Il successo del juke-box, la mitica “scatola magica”

Originariamente la macchina che oggi chiamiamo juke-box (o anche juke-box) è stata chiamata “nickel-in-the-slot player” da Louis Glass, l’imprenditore che ha installato presso il Palais Royale il primo esemplare.

Tradotto in italiano suonerebbe come “lettore musicale con monetina-in-fessura”; un nickel (la monetina) allora aveva un potere di acquisto di 1.20 $ odierni, circa 1.00 €.

Il nome “juke-box”, arriverà solo più tardi, ma non è chiaro da dove abbia origine tale parola. Si pensa derivi da “juke house”, un riferimento slang per indicare i bordelli, luoghi dove la musica non era sconosciuta.

La grande evoluzione

Solo nel 1920 ci sarà l’evoluzione verso il vero juke-box, grazie all’arrivo dei dischi registrati e suonati elettricamente. Il cuore del juke-box era il sistema di cambio per mezzo del quale i dischi venivano accatastati, estratti per essere suonati sul piatto e poi riposti.

Il primo esemplare risale al 1927 presentato dalla Ami che, nonostante abbia anticipato le antagoniste, non ebbe il primato nel mercato americano.

Ognuna delle maggiori case produttrici sviluppò un suo particolare sistema: a cominciare dalla Wurlitzer, che fece del cambiadischi in mostra la sua caratteristica, seguita per alcuni periodi anche dalle altre industrie; usava il sistema “Simplex”, con il quale i dischi erano tenuti in ripiani, quando uno di questi veniva selezionato ruotava sopra il piatto che si alzava, prendeva il disco e lo portava fino al braccio della puntina che si spostava sopra il disco facendolo suonare.
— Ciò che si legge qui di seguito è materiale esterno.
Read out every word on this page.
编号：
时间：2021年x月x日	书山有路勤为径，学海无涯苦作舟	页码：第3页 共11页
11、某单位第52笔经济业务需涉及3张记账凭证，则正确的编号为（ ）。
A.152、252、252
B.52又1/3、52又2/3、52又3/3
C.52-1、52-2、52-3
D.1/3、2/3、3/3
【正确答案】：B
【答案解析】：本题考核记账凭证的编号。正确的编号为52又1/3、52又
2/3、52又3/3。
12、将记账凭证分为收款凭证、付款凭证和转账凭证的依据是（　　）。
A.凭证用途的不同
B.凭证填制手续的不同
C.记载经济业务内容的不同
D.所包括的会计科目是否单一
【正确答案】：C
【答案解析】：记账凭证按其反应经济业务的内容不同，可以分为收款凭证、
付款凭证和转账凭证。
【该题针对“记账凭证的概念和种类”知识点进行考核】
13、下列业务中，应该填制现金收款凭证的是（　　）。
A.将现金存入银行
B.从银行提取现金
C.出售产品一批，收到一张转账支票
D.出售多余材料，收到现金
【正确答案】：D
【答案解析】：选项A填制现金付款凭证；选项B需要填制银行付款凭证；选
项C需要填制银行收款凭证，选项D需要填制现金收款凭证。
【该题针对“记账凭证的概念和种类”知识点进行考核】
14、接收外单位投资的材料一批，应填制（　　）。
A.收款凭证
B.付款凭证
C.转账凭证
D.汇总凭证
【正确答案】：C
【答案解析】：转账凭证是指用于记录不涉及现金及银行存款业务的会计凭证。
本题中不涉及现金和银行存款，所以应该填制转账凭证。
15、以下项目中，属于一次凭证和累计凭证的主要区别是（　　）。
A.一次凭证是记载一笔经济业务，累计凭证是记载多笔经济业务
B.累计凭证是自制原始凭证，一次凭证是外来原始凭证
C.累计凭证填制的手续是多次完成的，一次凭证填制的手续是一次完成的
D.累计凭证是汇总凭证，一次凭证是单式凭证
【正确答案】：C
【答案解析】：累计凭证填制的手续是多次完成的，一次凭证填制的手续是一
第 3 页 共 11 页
La Rock-Ola aveva un sistemaMulti-selector” molto simile a quello della Wurlitzer mentre la Seeburg usava un meccanismo “Freborg”, che permetteva di far scivolare i dischi fuori dal portadischi fino al piatto.

Infine la Ami, il cui cambiadischi si rivelò talmente efficiente che durò fino alla seconda metà degli anni 50: i dischi venivano accatastati in un portadischi fisso, a rastrelliera, e venivano estratti da un braccio meccanico che li posizionava sul piatto.

Quando al funzionamento tecnico si aggiunsero colore, suoni e stile, il mito del juke-box prese forma, dando vita ad un sistema musicale che divenne protagonista di un’epoca, collante inconsapevole di momenti culturali e sociali oltre che un’imponente macchina economica e commerciale.


juke-box


Il record di vendite e la leggenda del nome

Fu la Wurlitzer che dopo il suo primo modello del 1933, segnò il record di vendite mai più eguagliato nella storia: esattamente 80 anni fa, nel 1936, vendette ben quarantamila juke-boxes. Ben presto anche gli altri due colossi del settore, la Seeburg e la Rock-Ola, si allinearono e iniziarono a produrre numerosi apparecchi.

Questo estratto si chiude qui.